8. Use according to claim 6 characterized in that the amines are primary and secondary amines chosen from the group consisting of methylamine, ethylamine, propylamine, butylamine, isobutylamine, ethyl-2- hexylamine, decylamine, dodecylamine, stearylamine and oleylamine, N, N-diethylamine, N, N-dipropylamine, N, N-dibutylamine, N, N-di (ethyl -2) hexylamine, N-methyldecylamine, N-methyldodecylamine, N-methyloleylamine.

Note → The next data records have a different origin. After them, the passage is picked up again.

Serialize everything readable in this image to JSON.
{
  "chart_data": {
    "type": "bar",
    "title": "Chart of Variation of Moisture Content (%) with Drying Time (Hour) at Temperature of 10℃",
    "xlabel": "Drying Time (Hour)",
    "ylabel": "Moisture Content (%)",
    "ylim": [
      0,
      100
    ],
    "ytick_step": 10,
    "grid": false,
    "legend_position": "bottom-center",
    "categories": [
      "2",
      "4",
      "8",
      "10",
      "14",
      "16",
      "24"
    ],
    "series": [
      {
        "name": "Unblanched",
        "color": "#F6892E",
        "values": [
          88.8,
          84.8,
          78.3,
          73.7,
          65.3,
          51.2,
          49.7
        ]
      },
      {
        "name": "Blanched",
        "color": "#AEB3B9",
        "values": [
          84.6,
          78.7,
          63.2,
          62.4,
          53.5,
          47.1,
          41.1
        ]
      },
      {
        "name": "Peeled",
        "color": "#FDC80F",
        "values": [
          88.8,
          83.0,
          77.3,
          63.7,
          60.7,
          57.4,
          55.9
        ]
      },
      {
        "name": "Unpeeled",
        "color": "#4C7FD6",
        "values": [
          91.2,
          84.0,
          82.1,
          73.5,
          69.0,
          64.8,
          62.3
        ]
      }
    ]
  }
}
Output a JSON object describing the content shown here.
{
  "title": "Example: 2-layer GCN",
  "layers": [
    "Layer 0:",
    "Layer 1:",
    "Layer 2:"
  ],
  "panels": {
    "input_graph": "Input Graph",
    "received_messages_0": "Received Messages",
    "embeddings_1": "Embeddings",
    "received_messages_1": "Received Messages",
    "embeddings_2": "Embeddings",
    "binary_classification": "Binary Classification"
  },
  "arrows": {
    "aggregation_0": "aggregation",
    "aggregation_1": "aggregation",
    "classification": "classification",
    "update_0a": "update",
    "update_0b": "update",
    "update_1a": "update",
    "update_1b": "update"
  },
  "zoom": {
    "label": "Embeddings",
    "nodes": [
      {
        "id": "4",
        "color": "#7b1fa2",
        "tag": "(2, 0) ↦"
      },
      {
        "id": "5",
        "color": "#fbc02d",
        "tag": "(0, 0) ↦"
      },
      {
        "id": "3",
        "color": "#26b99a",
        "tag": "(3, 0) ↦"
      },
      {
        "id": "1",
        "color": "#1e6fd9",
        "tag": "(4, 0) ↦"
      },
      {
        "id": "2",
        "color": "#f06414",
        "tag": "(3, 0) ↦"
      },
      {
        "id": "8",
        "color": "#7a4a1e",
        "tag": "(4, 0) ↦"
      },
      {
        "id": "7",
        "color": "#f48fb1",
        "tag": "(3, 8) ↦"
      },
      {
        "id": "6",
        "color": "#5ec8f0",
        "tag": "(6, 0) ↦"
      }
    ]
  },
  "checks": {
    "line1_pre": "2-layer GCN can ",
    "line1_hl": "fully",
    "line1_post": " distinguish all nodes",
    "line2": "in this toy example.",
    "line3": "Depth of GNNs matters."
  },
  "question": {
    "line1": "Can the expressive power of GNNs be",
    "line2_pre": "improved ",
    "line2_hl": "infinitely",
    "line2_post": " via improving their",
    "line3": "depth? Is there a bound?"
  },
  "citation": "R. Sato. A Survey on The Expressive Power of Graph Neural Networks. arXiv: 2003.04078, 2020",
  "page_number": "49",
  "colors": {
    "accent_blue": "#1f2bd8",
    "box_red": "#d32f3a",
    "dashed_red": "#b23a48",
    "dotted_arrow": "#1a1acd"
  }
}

9. Use according to claim 6 characterized in that the alkanolamines are chosen from amines comprising from 1 to 18 carbon atoms substituted by at least one hydroxyl, -hydroxymethylated, hydroxyethylated or hydroxypropylated group such as ethanolamine, diethanolamine, triethanolamine, isopropanolamine, diiosopropanolamine, triisopropanolamine, N-methylethanolamine, tris- (hydroxymethyl) -aminomethane, (N-hydroxyethyl) -methylimidazoline, (N-hydroxyethyl) - heptadecenylimidazoline.

10. Fuel for a terrestrial engine with low sulfur content containing from 25 to 2500 ppm and preferably from 100 to 1000 ppm by weight of at least one additive as used in one of claims 1 to 9, the so-called additive being introduced into a diesel fuel defined by standard ASTM D-975.